Hedy Lamarr in ecstasy in Ecstasy (1933). This scene is one of the first and finest depictions of female orgasm on film
4. Likewise, when we permit ourselves to look so intensely at and think so deeply about a work of art that we 'lose ourselves' inside the work, that release from the mundane buzz of our daily lives is directly analogous to the moment of sexual climax, when the mind empties and the world retreats and we experience those few seconds of perfectly ecstatic inner silence that are probably as close as we will ever come to floating in pure Being.

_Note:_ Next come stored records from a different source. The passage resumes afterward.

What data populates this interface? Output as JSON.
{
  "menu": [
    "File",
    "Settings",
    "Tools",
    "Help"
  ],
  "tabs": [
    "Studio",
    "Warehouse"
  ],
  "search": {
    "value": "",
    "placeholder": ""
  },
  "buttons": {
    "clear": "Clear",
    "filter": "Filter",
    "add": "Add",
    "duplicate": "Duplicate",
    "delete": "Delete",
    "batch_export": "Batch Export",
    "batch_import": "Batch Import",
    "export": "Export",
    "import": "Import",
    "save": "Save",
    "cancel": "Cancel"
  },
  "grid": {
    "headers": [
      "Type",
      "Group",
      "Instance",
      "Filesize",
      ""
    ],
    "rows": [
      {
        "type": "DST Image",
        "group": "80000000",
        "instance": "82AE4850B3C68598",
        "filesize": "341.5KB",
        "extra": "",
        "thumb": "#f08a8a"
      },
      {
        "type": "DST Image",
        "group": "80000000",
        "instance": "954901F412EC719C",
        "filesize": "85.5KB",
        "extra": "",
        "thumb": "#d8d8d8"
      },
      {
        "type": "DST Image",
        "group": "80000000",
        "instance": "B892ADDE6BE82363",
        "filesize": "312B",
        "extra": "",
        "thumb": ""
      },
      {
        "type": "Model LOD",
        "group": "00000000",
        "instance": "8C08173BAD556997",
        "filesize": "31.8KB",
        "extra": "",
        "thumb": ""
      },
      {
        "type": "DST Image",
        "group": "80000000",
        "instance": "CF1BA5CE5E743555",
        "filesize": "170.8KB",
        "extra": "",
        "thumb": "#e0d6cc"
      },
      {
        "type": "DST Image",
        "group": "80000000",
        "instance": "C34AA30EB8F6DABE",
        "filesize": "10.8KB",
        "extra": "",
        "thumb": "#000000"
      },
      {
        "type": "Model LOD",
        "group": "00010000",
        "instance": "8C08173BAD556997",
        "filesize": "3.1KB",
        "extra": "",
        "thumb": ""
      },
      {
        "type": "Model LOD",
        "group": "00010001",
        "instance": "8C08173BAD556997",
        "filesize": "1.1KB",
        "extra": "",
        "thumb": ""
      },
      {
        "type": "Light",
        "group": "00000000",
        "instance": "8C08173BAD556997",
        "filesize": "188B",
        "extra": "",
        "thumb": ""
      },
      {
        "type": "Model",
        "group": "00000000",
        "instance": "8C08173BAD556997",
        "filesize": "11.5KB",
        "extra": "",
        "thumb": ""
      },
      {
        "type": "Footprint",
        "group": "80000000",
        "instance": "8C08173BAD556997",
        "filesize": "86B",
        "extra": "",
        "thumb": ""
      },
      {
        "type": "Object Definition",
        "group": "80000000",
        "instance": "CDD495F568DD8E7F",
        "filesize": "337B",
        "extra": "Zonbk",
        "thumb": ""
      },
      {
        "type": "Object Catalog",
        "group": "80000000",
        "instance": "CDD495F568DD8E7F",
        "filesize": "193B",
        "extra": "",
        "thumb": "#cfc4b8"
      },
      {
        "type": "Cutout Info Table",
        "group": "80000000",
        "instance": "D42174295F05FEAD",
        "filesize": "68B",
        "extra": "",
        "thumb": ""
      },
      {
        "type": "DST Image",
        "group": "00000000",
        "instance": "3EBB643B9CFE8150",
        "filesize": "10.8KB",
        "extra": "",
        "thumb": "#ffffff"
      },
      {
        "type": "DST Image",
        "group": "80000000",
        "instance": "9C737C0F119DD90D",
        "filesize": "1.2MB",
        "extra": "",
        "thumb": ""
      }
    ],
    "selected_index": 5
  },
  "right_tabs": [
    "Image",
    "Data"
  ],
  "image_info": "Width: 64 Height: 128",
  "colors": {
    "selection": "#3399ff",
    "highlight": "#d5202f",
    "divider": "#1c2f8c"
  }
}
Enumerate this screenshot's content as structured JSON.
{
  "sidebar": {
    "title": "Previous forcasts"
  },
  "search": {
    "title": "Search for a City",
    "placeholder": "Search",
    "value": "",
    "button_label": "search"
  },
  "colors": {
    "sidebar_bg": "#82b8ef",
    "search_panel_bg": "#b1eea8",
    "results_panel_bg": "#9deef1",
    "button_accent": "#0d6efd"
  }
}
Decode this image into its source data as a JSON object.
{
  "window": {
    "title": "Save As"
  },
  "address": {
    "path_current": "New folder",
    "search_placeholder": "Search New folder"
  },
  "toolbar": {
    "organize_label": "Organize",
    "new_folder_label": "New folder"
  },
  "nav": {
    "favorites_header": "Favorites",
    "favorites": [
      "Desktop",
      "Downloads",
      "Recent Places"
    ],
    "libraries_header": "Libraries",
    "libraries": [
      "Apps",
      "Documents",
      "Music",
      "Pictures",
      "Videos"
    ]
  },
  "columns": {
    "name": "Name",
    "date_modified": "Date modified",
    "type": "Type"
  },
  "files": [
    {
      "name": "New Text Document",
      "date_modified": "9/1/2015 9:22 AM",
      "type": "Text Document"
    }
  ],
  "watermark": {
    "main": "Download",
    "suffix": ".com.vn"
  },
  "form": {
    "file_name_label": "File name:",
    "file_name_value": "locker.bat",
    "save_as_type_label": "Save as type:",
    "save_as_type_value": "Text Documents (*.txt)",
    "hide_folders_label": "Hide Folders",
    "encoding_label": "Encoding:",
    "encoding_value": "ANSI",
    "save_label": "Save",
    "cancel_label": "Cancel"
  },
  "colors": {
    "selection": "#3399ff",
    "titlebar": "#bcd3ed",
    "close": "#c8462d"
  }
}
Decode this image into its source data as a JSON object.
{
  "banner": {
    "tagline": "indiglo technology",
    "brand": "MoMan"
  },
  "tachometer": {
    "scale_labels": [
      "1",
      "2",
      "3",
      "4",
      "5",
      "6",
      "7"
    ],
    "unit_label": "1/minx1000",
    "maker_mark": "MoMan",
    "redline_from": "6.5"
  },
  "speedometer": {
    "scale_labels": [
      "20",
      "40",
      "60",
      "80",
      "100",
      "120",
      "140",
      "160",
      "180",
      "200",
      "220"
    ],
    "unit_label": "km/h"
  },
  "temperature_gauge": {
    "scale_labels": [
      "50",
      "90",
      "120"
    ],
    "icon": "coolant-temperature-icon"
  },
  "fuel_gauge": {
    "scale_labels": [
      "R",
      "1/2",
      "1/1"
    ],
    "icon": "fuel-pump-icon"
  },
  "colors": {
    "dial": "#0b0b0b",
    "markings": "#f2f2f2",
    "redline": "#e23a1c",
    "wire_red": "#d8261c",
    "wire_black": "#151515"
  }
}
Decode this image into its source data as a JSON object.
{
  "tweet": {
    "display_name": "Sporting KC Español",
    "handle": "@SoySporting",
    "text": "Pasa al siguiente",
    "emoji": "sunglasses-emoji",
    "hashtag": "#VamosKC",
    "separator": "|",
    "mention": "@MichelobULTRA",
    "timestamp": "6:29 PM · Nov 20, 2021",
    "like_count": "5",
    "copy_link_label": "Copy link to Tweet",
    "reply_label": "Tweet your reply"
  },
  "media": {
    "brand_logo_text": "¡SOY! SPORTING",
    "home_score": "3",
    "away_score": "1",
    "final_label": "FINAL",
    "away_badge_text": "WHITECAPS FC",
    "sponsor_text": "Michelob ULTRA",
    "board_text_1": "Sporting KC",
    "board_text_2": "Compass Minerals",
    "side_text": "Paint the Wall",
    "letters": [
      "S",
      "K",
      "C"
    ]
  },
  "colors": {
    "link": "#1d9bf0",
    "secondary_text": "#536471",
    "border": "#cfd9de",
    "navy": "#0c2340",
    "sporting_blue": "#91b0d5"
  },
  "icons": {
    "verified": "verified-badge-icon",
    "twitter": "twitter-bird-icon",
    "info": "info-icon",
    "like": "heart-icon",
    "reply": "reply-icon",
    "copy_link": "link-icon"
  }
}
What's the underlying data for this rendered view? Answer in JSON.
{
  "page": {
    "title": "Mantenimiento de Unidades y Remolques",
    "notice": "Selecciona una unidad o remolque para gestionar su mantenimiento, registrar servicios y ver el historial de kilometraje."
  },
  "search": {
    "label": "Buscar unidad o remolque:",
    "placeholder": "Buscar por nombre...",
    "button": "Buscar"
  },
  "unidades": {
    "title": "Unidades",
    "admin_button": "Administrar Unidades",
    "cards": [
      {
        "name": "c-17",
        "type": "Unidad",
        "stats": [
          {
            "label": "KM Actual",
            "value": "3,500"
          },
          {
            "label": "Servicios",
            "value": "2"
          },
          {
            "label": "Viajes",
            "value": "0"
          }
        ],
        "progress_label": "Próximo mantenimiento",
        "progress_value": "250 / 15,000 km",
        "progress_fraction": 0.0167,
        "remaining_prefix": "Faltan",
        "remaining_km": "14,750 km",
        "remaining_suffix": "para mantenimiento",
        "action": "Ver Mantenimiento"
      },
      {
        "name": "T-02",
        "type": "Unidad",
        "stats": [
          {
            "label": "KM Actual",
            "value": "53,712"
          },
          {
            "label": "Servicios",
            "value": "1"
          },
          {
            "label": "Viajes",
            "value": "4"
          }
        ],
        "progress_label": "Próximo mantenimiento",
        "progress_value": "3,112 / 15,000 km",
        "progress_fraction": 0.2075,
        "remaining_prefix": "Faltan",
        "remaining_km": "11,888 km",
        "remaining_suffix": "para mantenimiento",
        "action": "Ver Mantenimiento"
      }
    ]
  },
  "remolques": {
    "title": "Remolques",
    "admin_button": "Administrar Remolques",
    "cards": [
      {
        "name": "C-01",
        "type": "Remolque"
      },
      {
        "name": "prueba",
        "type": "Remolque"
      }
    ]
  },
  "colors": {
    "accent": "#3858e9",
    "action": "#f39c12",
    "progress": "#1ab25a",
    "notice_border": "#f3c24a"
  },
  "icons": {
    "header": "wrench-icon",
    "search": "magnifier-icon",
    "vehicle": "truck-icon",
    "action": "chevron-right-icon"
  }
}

Pablo Picasso, Reclining Nude With Necklace, 1968. Tate Modern. This very impressive work from the artist's still-underrated final period depicts the female body as volcano, gusher, geyser, a veritable Yellowstone National Park of boundary-bursting sexuality. This is Picasso '68" Sous les paves, la plage...et a la plage, la femme.
5. Just as the experience of art can be understood sexually, so can its creation. When I stood in front of the large, late Picasso nude in the collection of the Tate Britain (above), I profoundly appreciated the extent to which art is not sublimation but excess. The Freudian doctrine of sublimation implies in its hydraulic metaphors a libidinal 'scarcity economy' that misrepresents the dike-topping (pun absolutely intended), geyser-gushing, bottomland-flooding excess of sexuality--as biology, emotion and idea--in the human animal. As in Picasso's late nude, even the borders of the body are transgressed by the signs of sexuality. In the most literal, biological sense, we squirt and secrete, dribble and drool, spit and swallow all manner of bodily fluids during sexual intercourse. Products of our body quite literally become parts of the other's, and vice-versa. And as emotion and idea, as feeling and fantasy, sexuality does not flow within a Corps of Engineers-maintained channel carefully designed to prevent flooding--and to divert the flow into the reserve channel of sublimation when necessary. No, sexuality is the flood that drowns all channels. This wild excess, this "will in overplus," as Shakespeare called it, can be imagined as a product in a post-scarcity universe (call it Pornotopia) where there is more than enough of everything needful. In the minds of artists, this excess flows into the forms of art; it is the raw, impulsive fuel behind novels and paintings and operas and plays. Art, therefore, is not sublimation's anal / Apollonian channeling; it is sexuality's ecstatic Dionysian overflow.
Paul Cadmus, Jerry, 1931. Toledo (Ohio) Museum of Art. Cadmus's masterfully original and remarkably intimate portrait of his lover, artist Jared French, was virtually unknown until the Toledo Museum acquired it in 2009. By the end of this decade, it will probably take its deserved place among the masterpieces of American gay art. My favorite detail is the outrageous anal sex reference encoded in the copy of Ulysses at lower right. The sitter marks his place in this then-banned and scandalous book by inserting his phallic finger into a crack in the book's bottom. Cadmus thus both conceals and reveals the then-unspeakable (male-male anal intercourse) by hiding it in plain sight, purloined letterishly, inside a copy of the then-unpublishable Ulysses.


6. Created erotically, art can also be experienced erotically. The point is to experience art with our minds and our bodies. To think about the artwork, yes, to intellectualize it as much as we can,* but also to pay attention to how the work makes us feel, how it affects our bodies. Is my heart beating faster? Am I afraid? Did I just catch my breath? Am I widening or narrowing my eyes? To what part of the painting / sculpture / etc. is my sight repeatedly drawn? Am I attracted? Repelled? Does the image turn me on? Is my dick hard / pussy wet? These questions, especially the outrageous last one, should be considered as valid as inquiries into the possible motives for a Cezanne color choice or Picasso's decision to distort a face in a specific way. In the discourse of art, the reactions of the penis and the pussy are as valid as those of the eye and the brain.


* In opposition to the anti-intellectualism that is rampant today, it is necessary to be actively pro-intellectual. Personally, I'm so philo-intellectual it hurts. Even reading Foucault makes me hard.